Automatisation des terminaux : l’approche allemande a porté ses fruits

L’automatisation des terminaux en Europe progresse doucement. En Allemagne, Espagne ou aux Pays-Bas des terminaux entrent dans l’ère du terminal automatisé. En Allemagne l’organisation des opérateurs privés de terminaux, ZDS, nous explique l’approche qu’ils ont adopté pour automatiser des opérations.

Le monde portuaire n’échappe pas à l’évolution technologique. L’automatisation des terminaux devient un sujet posé sur la table des négociations entre partenaires sociaux. Aux États-Unis, ce sujet a fait débat au mois de juillet. APMT a souhaité imposer cette évolution dans son terminal de Los Angeles. Le groupe danois a argué de ce que cette évolution était prévue dans le contrat signé avec les partenaires sociaux en 2015. Après des manifestations et des blocages, APM Terminals a finalement pu engager le processus.
En Europe, le mouvement vers une plus grande automatisation des terminaux a commencé. En Europe du nord, en Allemagne et aux Pays-Bas mais aussi dans le sud, et notamment à Barcelone, l’automatisation prend différentes formes.
Pour Daniel Hosseus, délégué général de la ZDS, Zentralverband der deutschen Seehafenbetriebe e. V, organisation patronale allemande des opérateurs privés de terminaux, l’automatisation ne se fait pas à marche forcée. « Nos adhérents ont fait le choix d’une automatisation raisonnée. Des terminaux sont entièrement automatisés, comme celui de Hansaport quand d’autres, à l’image du Container Terminal Altenwerder, ne le sont que partiellement. » Ce choix dépend de nombreux facteurs continue le délégué général de la ZDS. « Le degré d’automatisation dépend du type des opérations, des spécificités locales, de la technologie disponible, de la performance recherchée, des coûts de structure et de l’aptitude des sociétés à passer à cette évolution technologique et de leurs employés. »

Daniel Hosseus, délégué général de la ZDS: “Le syndicat Ver.di a montré une véritable volonté de coopérer avec nous sur les projets d’automatisation.“. ©ZDS

L’aspect social représente une large part dans la décision de passer à l’automatisation des terminaux.

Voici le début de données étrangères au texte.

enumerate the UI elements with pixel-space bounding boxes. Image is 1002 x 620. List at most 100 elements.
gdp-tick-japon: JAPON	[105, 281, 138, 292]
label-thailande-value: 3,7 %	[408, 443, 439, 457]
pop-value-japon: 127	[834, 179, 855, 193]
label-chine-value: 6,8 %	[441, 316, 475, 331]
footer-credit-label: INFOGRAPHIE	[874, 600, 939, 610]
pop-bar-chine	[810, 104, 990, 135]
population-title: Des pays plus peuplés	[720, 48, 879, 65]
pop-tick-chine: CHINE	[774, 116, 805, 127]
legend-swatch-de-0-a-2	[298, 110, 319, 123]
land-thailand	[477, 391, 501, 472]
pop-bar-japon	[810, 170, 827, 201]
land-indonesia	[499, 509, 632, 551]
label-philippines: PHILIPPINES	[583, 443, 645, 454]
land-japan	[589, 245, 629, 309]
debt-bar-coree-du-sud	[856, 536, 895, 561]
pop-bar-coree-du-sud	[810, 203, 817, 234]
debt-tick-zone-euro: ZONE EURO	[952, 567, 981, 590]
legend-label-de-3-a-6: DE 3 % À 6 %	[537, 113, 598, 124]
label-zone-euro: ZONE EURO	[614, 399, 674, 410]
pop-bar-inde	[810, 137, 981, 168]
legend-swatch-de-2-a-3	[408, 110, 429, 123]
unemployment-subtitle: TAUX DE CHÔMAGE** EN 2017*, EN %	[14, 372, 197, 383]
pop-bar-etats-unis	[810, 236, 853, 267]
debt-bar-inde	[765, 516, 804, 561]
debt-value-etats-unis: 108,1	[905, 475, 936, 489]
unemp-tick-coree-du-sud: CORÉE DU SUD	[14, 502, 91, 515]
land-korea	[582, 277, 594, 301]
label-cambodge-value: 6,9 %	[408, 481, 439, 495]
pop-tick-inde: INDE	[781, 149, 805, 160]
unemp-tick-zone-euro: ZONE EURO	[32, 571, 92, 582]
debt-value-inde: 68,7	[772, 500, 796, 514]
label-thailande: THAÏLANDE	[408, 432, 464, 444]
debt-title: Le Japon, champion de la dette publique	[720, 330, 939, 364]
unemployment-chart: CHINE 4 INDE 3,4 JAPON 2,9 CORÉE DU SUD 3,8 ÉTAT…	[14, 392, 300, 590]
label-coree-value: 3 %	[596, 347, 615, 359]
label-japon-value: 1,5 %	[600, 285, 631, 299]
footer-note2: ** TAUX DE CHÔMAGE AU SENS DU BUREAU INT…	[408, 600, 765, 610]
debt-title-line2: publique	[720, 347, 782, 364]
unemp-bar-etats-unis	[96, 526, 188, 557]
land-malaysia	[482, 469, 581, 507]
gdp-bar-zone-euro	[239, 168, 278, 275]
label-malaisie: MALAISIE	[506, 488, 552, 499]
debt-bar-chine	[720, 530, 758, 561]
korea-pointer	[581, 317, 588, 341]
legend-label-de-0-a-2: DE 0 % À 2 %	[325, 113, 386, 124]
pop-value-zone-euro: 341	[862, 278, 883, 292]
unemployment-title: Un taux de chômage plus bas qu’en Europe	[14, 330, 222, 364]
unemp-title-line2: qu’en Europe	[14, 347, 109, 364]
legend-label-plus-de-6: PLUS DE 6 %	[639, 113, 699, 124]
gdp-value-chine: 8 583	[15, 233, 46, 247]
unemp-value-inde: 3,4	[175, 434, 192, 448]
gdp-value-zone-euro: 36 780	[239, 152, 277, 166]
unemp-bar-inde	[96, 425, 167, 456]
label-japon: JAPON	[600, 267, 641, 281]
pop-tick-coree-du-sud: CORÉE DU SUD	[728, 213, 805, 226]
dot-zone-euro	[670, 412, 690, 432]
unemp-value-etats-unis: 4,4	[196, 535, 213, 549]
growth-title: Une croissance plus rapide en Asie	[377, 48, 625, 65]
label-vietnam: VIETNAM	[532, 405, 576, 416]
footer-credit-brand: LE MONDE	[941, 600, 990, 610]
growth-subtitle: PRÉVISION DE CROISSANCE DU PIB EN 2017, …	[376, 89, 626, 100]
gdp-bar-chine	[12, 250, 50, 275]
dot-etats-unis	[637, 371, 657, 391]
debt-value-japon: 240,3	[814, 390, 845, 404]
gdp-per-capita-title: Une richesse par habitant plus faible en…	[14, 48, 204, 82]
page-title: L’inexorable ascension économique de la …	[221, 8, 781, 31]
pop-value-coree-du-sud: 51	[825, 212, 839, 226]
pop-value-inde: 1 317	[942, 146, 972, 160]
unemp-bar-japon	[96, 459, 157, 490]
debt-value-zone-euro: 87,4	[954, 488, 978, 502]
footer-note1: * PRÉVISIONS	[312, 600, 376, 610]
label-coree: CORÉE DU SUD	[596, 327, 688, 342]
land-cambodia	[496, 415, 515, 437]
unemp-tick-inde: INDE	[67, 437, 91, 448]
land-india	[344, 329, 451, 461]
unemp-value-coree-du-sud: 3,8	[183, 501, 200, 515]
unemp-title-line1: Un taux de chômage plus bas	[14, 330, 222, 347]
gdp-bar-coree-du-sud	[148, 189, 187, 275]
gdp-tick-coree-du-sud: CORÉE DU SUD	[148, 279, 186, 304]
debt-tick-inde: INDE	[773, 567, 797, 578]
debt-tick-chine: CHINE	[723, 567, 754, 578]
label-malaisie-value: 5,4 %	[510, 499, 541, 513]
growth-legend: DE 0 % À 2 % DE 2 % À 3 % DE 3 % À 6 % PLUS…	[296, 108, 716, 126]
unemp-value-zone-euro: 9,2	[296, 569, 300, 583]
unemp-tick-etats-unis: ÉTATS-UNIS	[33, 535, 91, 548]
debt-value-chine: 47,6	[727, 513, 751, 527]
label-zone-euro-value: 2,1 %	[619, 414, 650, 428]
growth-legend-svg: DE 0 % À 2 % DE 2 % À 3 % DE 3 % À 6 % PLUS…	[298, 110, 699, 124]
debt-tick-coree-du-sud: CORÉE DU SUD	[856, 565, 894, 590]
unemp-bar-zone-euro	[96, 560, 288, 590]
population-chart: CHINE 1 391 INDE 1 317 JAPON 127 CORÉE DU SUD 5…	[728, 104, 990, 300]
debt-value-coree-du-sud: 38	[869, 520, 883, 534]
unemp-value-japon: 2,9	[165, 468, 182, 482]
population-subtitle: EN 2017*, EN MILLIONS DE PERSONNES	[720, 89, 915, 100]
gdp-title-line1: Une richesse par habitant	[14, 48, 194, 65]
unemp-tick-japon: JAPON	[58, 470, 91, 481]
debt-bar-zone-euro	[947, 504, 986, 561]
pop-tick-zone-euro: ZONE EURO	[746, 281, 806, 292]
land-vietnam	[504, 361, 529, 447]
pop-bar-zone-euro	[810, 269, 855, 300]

Comme indiqué plus haut, aux États-Unis, le passage d’un travail manuel à des tâches automatisées a été inscrit dans le contrat entre les partenaires sociaux qui régit les relations sociales pendant six ans. En Allemagne, ZDS, organisation patronale, est chargée des négociations avec les différents syndicats de la manutention. « ZDS et le syndicat Ver.di sont les partenaires sociaux principaux de la manutention portuaire. Nos relations se réalisent dans de bonnes conditions. Ver.di a montré une véritable volonté de coopérer avec nous sur les projets d’automatisation. Nous avons pu discuter de cet aspect. » Le syndicat allemand se montre en effet favorable globalement à ce passage. « Digital muss sozial », indique le slogan de Ver.di, ce qui signifie que la digitalisation et l’automatisation des terminaux ont des atouts si ces projets ont des effets positifs en matière sociale. Pour le responsable de la ZDS, derrière ces paroles les syndicalistes cherchent avant tout à assurer la sécurité de leurs emplois, le maintien des salaires, des conditions de travail sûre, des horaires de travail adaptés et de la formation continue.
Le processus visant à automatiser les terminaux amène une modification des tâches des dockers. « Nous avons désormais besoin d’emplois nouveaux sur les docks. Il va de soi que nous avons besoin de nouvelles compétences pour répondre à nos nouveaux besoins. Nous menons des actions de formation continue des ouvriers dockers pour que leurs connaissances soient régulièrement mises à jour », assure Daniel Hosseus.
Outre cet aspect social, l’automatisation des terminaux signifie pour l’opérateur du terminal d’investir dans de nouveaux matériels. Cela passe par des systèmes informatiques, des portiques, des cavaliers ou encore des engins pour transporter les marchandises d’un point à l’autre du terminal. « Cela peut même aller jusqu’à disposer de nouveaux locaux pour accueillir des personnels dont la tâche ne sera plus forcément sur les quais. »
Enfin, parler d’un processus d’automatisation ne se limite pas aux opérations pour les conteneurs. Si ce type de terminal est aujourd’hui en pointe sur cette évolution, en Allemagne, des terminaux comme celui de Hansaport à Hambourg, qui traite des minerais et du charbon, a automatisé une partie de ses opérations de quai.